Tax loss selling season
Tax loss selling is back in season and this year has been a recipe for a strong dose. When the market is broadly up, a greater portion of participants will have gains they need to wash. Given how broad the market expansion has been, there are fewer available stocks in which to take losses. Thus, those that are down are potentially in for a rough ride.
CBL preferreds have taken another leg down and we suspect this is largely a tax loss selling move. We see a trick that can be deployed here to provide some tax relief without giving up one’s positioning.

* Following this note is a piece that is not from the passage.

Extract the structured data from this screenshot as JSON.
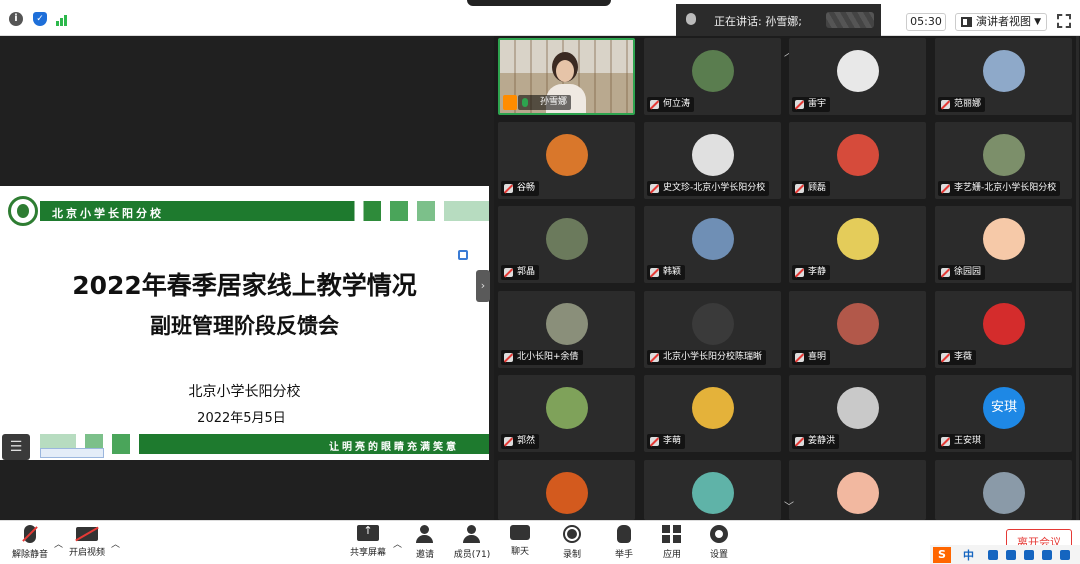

If one owns CBL-E they can sell those shares and use the proceeds to buy CBL-D and similarly, those who own CBL-D can sell it to buy CBL-E. This allows full capture of the tax loss with which one can wash gains while preserving the upside of holding the position. The spread between the D and E fluctuates a bit so one has to be cautious in both timing and execution.

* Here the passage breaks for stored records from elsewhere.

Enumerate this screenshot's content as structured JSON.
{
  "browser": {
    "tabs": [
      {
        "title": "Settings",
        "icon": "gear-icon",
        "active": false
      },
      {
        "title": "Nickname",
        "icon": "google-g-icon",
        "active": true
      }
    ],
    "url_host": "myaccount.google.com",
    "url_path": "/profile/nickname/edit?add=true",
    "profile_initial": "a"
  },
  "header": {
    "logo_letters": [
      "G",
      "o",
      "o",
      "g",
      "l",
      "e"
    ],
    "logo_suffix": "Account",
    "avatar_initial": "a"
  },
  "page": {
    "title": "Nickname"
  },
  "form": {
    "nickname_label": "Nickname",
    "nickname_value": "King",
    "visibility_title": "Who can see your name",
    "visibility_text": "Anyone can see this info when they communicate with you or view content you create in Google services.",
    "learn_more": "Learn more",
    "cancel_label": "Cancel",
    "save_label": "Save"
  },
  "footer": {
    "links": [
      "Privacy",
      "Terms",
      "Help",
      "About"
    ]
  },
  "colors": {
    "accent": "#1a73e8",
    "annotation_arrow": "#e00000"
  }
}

WPG seems to be getting hit with a similar wave of tax loss selling.
Uniti has not yet been hit by tax loss selling and I suspect this is because the tax loss selling pressure has been offset by favorable fundamental news. The judge has moved up the deadline for WIN to file its plan for emerging from bankruptcy to April when WIN had previously wanted it to be June. This reduces the timeframe of uncertainty.

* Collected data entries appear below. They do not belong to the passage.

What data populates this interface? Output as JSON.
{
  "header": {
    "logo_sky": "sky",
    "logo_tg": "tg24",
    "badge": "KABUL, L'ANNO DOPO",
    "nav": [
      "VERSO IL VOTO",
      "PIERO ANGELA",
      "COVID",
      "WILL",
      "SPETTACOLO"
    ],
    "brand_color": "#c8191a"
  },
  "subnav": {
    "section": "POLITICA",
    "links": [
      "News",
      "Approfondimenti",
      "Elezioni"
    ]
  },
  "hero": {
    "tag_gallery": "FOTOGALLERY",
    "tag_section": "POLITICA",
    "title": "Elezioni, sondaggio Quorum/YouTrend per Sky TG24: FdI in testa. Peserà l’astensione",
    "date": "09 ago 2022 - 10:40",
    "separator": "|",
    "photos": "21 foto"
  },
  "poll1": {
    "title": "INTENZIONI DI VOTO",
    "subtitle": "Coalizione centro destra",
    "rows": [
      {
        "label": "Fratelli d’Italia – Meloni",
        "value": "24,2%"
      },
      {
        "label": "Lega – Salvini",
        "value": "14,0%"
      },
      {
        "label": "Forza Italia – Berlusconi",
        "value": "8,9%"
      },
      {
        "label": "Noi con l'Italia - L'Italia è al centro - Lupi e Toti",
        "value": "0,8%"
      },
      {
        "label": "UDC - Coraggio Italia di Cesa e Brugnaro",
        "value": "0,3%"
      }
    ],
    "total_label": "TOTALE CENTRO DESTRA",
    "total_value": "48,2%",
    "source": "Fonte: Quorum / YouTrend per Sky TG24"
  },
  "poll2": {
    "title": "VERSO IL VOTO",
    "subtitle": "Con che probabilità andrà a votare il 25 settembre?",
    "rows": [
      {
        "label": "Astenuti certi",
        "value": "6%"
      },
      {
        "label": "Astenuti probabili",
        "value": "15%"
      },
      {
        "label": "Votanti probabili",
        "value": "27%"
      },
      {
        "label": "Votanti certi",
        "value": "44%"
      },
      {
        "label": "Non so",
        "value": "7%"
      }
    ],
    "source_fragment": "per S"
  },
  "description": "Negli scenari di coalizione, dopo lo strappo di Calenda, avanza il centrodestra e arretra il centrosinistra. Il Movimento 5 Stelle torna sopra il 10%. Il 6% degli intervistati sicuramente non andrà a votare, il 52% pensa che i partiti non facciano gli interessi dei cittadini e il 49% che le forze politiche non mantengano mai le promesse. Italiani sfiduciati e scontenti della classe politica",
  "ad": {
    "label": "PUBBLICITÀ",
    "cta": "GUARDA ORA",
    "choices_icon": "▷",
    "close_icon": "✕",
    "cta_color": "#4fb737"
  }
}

The 10 year Treasury yield has risen substantially in recent weeks to over 1.9%. The triple net REITs have fallen in the market’s response. This is making GOOD attractive again as it has fallen close to $22. We may consider getting back in if the favorable pricing remains. MGP has also been held back by the rising rates as the long duration of its contracts causes it to be viewed as a bond substitute.